After his redshirt year, he averaged 21.0 points, 7.5 rebounds and 3.4 assists per game as a junior at Drexel. On February 22, 2018, Tramaine Isabell led the Drexel Dragons to come back from a 34 point deficit (trailing 53–19 at one point), coming back to defeat Delaware 85–83 to complete the largest comeback in Division I history. In this game he had 30 points, 10 rebounds, and 9 assists. He was named to the Second Team All-CAA as a junior. After the season, Isabell took advantage of the NCAA grad transfer rule and moved to Saint Louis.

During his senior year, he helped lead the Saint Louis Billikens to the NCAA Tournament after averaging 13.7 points, 4.1 rebounds, and 3.6 assists per game.
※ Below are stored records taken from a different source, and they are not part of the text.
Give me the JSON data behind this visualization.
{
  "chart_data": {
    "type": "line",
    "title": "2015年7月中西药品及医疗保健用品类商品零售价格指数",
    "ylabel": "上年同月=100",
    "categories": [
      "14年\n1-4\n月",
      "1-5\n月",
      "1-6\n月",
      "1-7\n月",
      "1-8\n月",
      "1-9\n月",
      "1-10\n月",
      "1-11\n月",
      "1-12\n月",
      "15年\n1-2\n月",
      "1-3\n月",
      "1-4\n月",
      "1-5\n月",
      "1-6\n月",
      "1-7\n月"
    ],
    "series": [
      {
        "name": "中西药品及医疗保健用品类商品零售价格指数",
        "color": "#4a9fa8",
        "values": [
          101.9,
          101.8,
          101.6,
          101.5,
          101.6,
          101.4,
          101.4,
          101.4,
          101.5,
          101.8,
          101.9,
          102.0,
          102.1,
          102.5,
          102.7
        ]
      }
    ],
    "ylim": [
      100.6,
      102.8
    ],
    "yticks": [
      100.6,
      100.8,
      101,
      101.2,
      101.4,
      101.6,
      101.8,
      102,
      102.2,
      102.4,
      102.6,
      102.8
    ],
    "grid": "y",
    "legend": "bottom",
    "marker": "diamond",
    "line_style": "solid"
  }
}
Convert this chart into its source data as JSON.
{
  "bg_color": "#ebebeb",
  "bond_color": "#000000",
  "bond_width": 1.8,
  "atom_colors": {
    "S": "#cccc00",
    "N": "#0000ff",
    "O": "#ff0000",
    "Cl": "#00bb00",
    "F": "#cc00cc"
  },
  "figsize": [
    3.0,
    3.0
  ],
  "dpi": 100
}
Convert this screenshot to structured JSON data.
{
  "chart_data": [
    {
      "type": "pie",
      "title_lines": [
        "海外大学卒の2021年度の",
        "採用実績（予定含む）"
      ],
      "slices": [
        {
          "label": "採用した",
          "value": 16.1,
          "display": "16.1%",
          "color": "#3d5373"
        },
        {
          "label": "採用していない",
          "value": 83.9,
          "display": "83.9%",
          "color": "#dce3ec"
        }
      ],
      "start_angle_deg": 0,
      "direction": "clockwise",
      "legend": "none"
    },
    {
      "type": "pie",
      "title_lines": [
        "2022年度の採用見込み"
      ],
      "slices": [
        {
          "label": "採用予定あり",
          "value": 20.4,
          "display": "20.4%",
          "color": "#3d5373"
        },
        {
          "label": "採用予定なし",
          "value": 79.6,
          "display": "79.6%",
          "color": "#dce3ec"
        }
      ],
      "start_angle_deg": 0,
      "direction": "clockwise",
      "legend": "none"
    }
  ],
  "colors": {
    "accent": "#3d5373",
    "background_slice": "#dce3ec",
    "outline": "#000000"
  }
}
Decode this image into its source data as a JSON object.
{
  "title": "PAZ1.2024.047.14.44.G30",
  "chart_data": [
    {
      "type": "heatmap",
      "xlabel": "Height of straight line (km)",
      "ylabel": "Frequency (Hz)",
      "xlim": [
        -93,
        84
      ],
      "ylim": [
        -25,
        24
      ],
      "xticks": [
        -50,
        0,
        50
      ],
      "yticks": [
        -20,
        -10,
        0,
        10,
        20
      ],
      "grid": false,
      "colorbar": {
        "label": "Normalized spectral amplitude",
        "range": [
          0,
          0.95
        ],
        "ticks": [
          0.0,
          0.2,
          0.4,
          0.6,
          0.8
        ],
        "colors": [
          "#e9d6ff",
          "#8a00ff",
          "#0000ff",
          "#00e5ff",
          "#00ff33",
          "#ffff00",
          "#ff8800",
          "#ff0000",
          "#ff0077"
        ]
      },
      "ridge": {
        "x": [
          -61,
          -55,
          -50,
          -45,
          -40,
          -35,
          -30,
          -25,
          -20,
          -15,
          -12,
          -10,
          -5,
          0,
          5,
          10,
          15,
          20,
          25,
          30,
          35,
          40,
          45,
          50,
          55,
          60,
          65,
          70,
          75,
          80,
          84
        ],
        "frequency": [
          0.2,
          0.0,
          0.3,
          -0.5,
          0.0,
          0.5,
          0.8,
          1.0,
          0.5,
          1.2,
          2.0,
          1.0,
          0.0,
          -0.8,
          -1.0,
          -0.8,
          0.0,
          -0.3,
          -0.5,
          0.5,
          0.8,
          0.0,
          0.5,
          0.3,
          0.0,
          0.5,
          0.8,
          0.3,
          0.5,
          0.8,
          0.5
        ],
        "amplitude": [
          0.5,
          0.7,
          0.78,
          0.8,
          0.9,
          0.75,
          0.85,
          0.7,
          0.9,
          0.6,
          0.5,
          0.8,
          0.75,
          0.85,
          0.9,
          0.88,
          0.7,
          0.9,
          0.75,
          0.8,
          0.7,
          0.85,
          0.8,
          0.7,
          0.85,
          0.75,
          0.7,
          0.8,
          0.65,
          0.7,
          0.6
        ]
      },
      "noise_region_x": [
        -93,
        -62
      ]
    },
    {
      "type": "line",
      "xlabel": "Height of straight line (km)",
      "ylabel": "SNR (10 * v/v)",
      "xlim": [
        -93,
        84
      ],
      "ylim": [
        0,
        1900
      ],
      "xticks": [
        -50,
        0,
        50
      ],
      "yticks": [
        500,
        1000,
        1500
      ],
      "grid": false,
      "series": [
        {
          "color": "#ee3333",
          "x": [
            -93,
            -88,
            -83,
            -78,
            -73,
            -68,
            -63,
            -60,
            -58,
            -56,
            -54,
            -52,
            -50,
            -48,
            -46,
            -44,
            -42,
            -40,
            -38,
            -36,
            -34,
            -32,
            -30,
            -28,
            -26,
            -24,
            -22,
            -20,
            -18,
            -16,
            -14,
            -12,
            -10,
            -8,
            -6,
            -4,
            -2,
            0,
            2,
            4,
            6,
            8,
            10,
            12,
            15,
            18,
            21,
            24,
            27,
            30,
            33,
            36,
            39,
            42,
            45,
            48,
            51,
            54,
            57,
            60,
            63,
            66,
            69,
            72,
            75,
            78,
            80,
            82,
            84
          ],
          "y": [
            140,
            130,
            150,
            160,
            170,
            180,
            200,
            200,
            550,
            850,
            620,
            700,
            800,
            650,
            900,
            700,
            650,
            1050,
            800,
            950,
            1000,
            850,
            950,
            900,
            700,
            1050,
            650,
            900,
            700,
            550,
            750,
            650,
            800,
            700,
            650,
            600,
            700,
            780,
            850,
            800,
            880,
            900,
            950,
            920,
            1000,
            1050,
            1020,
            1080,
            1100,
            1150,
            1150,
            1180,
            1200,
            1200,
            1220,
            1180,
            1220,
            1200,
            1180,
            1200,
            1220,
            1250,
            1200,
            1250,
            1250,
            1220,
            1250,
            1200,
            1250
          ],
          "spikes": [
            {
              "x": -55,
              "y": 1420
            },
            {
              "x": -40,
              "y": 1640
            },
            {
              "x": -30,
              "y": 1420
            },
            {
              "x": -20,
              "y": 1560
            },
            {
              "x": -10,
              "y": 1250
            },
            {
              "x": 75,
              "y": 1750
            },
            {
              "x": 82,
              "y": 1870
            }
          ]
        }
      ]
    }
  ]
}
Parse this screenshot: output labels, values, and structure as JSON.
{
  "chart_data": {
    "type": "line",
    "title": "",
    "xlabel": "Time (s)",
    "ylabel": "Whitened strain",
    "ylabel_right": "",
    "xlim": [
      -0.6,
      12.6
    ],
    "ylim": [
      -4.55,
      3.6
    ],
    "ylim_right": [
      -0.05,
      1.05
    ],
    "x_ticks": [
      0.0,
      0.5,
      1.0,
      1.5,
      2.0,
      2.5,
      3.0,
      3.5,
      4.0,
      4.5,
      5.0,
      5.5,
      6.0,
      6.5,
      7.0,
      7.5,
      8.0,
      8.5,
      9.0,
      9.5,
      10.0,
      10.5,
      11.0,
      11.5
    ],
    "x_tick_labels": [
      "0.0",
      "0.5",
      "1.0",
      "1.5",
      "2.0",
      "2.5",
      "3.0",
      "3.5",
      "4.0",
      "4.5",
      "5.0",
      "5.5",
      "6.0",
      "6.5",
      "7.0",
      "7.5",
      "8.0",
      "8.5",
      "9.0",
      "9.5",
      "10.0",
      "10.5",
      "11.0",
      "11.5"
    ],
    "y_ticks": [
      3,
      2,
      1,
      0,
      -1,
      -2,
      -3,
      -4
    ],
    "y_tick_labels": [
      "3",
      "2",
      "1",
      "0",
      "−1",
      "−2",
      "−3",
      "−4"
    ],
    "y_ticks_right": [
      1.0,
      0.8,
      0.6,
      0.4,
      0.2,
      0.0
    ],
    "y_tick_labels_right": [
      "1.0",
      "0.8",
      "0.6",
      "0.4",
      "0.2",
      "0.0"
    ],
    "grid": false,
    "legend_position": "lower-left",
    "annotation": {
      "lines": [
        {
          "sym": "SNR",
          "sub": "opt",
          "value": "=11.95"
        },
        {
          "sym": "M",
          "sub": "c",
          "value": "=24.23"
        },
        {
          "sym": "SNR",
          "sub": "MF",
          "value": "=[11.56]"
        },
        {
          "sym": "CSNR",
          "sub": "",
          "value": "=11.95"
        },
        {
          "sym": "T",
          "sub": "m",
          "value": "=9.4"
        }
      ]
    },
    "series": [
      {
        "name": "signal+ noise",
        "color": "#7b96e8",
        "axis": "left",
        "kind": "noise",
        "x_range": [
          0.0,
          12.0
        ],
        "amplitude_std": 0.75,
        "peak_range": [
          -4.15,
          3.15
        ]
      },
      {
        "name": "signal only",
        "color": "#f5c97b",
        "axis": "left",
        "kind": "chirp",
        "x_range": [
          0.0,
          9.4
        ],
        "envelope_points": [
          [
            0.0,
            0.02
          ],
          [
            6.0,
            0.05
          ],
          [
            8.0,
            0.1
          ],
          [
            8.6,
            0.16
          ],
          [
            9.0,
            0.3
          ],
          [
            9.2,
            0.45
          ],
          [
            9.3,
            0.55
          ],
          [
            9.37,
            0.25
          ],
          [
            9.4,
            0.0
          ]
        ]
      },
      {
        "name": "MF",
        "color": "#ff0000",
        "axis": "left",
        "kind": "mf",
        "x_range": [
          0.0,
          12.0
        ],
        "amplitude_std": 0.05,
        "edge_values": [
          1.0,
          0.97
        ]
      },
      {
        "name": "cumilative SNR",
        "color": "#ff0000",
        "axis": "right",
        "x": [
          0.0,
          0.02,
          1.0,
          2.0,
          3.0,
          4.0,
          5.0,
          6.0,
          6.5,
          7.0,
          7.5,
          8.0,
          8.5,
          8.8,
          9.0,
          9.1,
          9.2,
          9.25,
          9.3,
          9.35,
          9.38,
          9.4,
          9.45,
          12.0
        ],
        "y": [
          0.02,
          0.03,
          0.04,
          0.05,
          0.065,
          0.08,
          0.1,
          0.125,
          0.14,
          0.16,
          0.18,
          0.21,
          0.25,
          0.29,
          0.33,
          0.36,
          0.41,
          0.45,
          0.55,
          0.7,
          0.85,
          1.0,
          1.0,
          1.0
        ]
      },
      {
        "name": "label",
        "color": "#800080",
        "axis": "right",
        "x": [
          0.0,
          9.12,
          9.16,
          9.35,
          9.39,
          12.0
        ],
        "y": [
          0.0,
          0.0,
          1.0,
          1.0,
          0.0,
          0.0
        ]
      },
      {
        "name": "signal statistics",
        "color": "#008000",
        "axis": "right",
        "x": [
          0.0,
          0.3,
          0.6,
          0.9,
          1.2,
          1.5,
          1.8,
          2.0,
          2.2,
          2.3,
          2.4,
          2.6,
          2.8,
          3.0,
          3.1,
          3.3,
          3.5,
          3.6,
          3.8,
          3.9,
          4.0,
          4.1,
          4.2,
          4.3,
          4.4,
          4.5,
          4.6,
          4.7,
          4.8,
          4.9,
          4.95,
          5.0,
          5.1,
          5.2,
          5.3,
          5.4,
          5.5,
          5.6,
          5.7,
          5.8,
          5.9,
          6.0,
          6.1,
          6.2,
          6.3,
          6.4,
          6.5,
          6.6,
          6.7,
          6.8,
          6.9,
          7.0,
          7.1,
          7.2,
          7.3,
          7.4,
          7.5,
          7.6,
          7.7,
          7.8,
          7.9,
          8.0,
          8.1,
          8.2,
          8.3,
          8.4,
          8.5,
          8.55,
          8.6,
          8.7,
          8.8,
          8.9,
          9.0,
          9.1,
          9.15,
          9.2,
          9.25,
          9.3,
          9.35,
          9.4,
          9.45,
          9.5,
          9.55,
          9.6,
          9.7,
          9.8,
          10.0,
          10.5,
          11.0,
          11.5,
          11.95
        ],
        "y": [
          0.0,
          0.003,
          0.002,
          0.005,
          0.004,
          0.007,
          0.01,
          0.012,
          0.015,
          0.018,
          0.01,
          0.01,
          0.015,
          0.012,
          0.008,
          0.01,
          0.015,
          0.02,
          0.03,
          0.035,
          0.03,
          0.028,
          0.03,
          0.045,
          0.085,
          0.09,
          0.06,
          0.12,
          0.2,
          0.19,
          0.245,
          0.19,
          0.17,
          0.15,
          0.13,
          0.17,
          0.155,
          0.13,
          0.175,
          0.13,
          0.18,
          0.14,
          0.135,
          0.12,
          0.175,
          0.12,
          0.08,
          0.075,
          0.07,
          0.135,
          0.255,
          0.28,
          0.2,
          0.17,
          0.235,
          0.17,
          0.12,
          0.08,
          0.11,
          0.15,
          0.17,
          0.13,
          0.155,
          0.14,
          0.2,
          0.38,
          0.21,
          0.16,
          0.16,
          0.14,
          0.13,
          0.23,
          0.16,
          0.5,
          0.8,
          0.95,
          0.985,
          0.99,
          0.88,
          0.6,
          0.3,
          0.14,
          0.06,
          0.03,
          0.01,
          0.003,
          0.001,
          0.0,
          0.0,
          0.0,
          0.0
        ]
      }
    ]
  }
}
He was named the Most Valuable Player of the A-10 tournament for his dominant performances.

==Professional career==
After going undrafted in the 2019 NBA draft, Isabell joined the Los Angeles Clippers for the 2019 NBA Summer League. He then signed his first professional contract with the Antwerp Giants of the Belgian Pro Basketball League. On September 17, Antwerp and Isabell parted ways before he appeared in an official game.

He signed with ETHA Engomis of the Cypriot league. In seven games, Isabell averaged 12.0 points, 4.1 rebounds, 2.4 assists and 1.9 steals per game. On January 1, 2021, he signed with KK Dubrava. Isabell averaged 18.53 points, 3.0 rebounds, 5.0 assists, and 1.47 steals.

On January 10, 2022, he has signed with Artland Dragons of the ProA.